The U.S. Equal Opportunity Employment Commission recently updated its guidance for employers on COVID-19 workplace policies, including testing, to reflect evolving public health information and the need for a more nuanced assessment of community risk and disease spread.
Until July 12, the EEOC’s position had been that the Americans with Disabilities Act always permitted mandatory workplace screenings for the virus under all scenarios. Now, the EEOC is saying that employers should assess whether current pandemic circumstances and individual workplace circumstances justify COVID-19 testing to prevent workplace transmission of the virus.

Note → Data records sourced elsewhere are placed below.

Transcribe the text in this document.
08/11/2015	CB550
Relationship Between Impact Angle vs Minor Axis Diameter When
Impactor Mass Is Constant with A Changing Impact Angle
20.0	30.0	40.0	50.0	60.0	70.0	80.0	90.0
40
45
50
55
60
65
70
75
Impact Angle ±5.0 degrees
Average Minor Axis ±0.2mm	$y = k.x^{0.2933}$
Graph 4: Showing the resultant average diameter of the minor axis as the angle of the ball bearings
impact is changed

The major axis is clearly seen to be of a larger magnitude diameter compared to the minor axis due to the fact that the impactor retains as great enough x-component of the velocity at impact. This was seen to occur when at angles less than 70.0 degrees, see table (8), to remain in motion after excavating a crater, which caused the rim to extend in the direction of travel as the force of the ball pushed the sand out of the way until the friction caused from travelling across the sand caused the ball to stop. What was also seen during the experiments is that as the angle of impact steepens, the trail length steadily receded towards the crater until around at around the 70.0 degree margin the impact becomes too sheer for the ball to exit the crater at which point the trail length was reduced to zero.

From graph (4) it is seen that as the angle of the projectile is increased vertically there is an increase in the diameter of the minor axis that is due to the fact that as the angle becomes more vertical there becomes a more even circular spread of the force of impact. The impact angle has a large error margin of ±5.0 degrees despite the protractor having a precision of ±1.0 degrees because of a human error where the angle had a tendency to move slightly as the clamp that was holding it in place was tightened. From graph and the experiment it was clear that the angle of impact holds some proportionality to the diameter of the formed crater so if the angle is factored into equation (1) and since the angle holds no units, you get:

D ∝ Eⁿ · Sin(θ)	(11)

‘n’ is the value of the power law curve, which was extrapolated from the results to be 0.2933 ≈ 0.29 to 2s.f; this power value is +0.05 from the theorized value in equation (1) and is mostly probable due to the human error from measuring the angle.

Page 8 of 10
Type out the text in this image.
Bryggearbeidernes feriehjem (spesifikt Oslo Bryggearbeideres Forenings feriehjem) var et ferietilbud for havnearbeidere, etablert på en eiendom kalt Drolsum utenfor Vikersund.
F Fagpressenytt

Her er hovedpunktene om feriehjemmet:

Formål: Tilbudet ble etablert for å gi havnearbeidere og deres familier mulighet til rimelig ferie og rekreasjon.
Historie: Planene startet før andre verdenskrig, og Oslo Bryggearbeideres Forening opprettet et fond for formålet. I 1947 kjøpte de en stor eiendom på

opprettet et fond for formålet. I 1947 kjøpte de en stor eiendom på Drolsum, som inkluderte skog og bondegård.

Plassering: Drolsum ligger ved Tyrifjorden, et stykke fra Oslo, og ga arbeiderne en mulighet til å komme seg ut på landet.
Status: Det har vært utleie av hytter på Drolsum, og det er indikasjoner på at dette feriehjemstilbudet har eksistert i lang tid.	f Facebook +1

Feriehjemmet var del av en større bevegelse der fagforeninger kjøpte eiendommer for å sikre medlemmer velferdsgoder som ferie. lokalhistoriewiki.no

Specifically, an employer must show that testing is job-related and consistent with business necessity, as defined by the Americans with Disabilities Act (ADA). The EEOC said factors that employers should consider are the latest guidance from public health authorities, the transmission rate in the community, the vaccination and booster status of employees and the level of contact employees have at work.
“This change is not meant to suggest that such testing is or is not warranted,” the EEOC stated in the July 12 update to its Technical Assistance Questions and Answers document. Rather, it acknowledges that “evolving pandemic circumstances will require an individualized assessment by employers to determine whether such testing is warranted consistent with the requirements of the ADA.”
The EEOC said employers may continue to require a note from a medical professional when an employee who has been out due to COVID-19 comes back to work. However, under the revised guidance, employers may also dispense with requiring written medical confirmation and instead follow the current CDC guidance on quarantining and isolation.
In addition, employers are specifically prohibited from requiring a COVID-19 antibody test as a condition for returning to work because, according to the CDC, these tests are not indicative of a current infection, immunity to COVID-19, or an employee’s ability to work.